それでも退くことだけは選択肢になかったから。
「やれ」
エイルの意を汲んだ独眼の男が、静かに、たった一言命令を下した。
淡い月明かりが差し込む中庭で、十人の影が襲い掛かってくる。
影たちは、仮面を着けた少女の動きをずっと見ていた。
透明化する。
魔物を呼ぶ。
小さな隙間から忍び込める。
壁を走れる。
そして、触れた者を昏倒させる。
いくつ「素養」を持っているかわからない。
いや、それらさえ何らかの絡繰りがあるのかもしれない。
できることなら生かして捕らえ、その秘密を暴きたい。
が――同時に脅威も感じる。
単身で一国の王城に忍び込み、短時間の内に三分の二以上を制圧して見せた。

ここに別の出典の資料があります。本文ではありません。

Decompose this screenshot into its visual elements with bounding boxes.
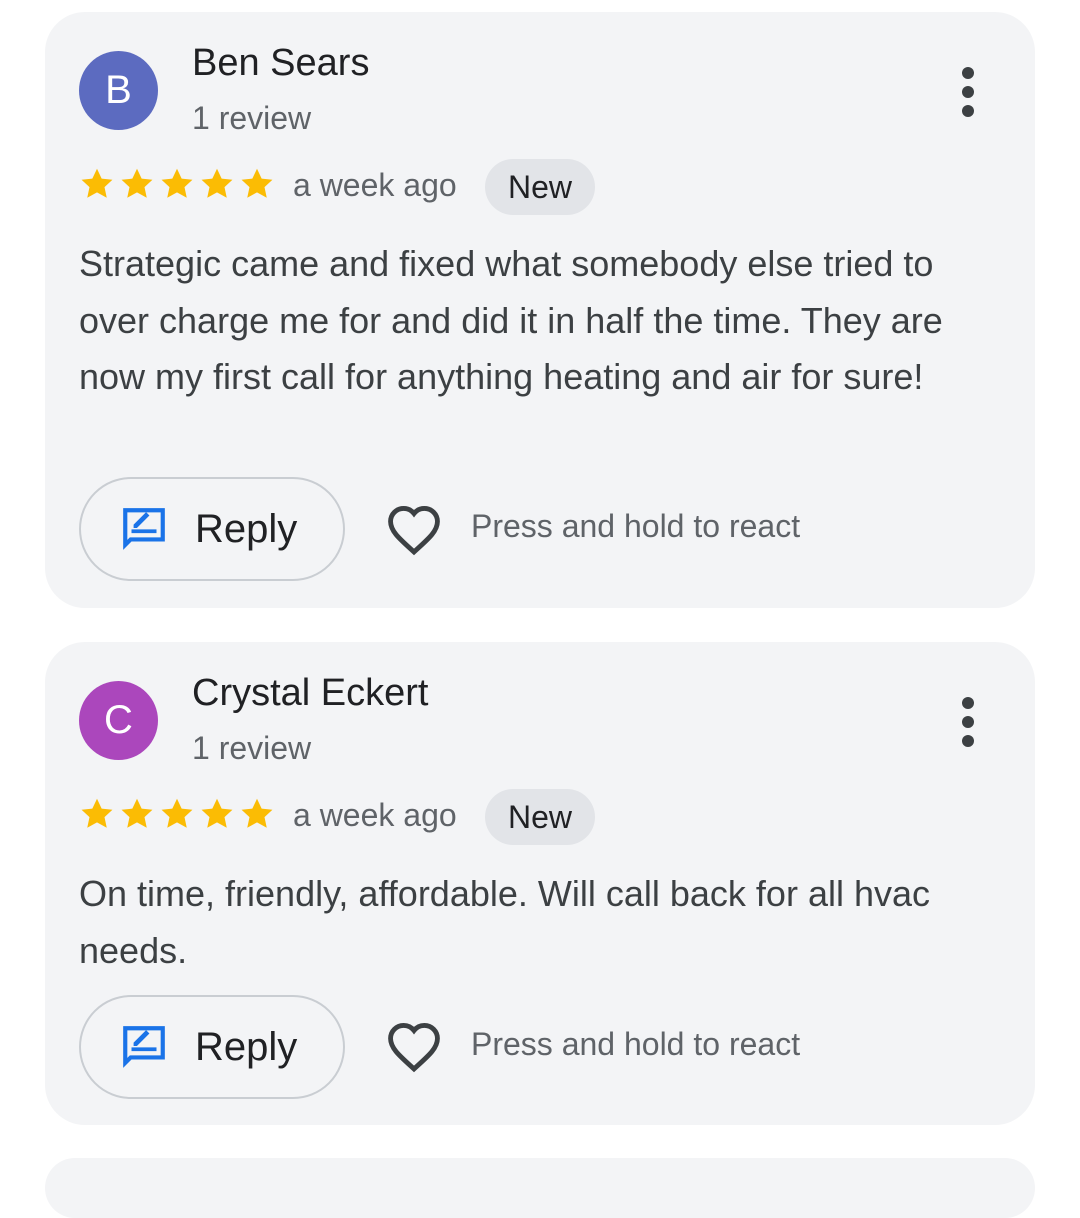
star-icon bbox=[161, 168, 193, 198]
more-options-icon[interactable] bbox=[948, 697, 988, 747]
star-icon bbox=[241, 798, 273, 828]
more-options-icon[interactable] bbox=[948, 67, 988, 117]
new-badge: New bbox=[485, 789, 596, 845]
star-icon bbox=[241, 168, 273, 198]
star-rating bbox=[79, 166, 275, 202]
reply-label: Reply bbox=[195, 506, 298, 551]
review-count: 1 review bbox=[192, 730, 312, 766]
reply-icon bbox=[123, 508, 165, 550]
review-card: C Crystal Eckert 1 review a week ago New… bbox=[45, 642, 1035, 1125]
react-hint: Press and hold to react bbox=[471, 1026, 801, 1062]
star-icon bbox=[81, 168, 113, 198]
heart-icon[interactable] bbox=[385, 1019, 443, 1073]
star-icon bbox=[201, 798, 233, 828]
avatar[interactable]: B bbox=[79, 51, 158, 130]
star-rating bbox=[79, 796, 275, 832]
star-icon bbox=[121, 168, 153, 198]
star-icon bbox=[161, 798, 193, 828]
heart-icon[interactable] bbox=[385, 502, 443, 556]
star-icon bbox=[201, 168, 233, 198]
review-text: Strategic came and fixed what somebody e… bbox=[79, 243, 943, 397]
avatar[interactable]: C bbox=[79, 681, 158, 760]
reply-icon bbox=[123, 1026, 165, 1068]
star-icon bbox=[121, 798, 153, 828]
reply-button[interactable]: Reply bbox=[79, 995, 345, 1099]
review-date: a week ago bbox=[293, 167, 457, 203]
review-date: a week ago bbox=[293, 797, 457, 833]
reviewer-name[interactable]: Ben Sears bbox=[192, 42, 369, 85]
react-hint: Press and hold to react bbox=[471, 508, 801, 544]
review-card-partial bbox=[45, 1158, 1035, 1218]
reviewer-name[interactable]: Crystal Eckert bbox=[192, 672, 428, 715]
review-count: 1 review bbox=[192, 100, 312, 136]
review-text: On time, friendly, affordable. Will call… bbox=[79, 873, 931, 971]
review-card: B Ben Sears 1 review a week ago New Stra… bbox=[45, 12, 1035, 608]
reply-button[interactable]: Reply bbox=[79, 477, 345, 581]
star-icon bbox=[81, 798, 113, 828]
new-badge: New bbox=[485, 159, 596, 215]
reply-label: Reply bbox=[195, 1024, 298, 1069]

それも発覚されることなくだ。
下手に生け捕りにするより、ここで確実に殺しておいた方が、バルバラントの将来の為ではないか。
影たちも、命令を下した直後の独眼の男さえも、その迷いを捨てきれず――
――そして思い知る。
「ぐっ!?」
芝生を踏んだ瞬間。
一人の影の身体が、腹に響く小さな衝撃音と共に浮き――その絶望的な隙を見逃されることもなく、少女に触れられて意識を失った。
と同時に、少女はその影を強引に引き寄せると、向かってくる他の影の盾にしつつ、何かを投げた。
紐だ。
左腕に巻いていた、何十本もの紐を、広がるように投げた。
「…っ!?」
「なんだこれっ……あっ」
避けそこなった二人の影が、紐が触れた瞬間、意識を失い倒れた。
「――っ!」
少女が声のない気迫を込めて、最初に捕まえていた影をぶん投げた。
目標は、偶然三人固まっていた影たち。
当然、散るように避ける。この程度で動揺するような鍛え方はしていない。
が。
避けることに一手使ったせいで、同じ方向に避けた二人が、少女の肉薄に反応できなかった。
静まり返る。
動きが止まる。
元から静かな夜だったが、それよりも深い静寂が訪れる。
バルバラントの影たちは思い知った。
ものの数秒、たった一手の行動で、半分が狩られた。
生け捕りか、誅殺か。
それが選べるような簡単な相手ではないことを、ようやく思い知った。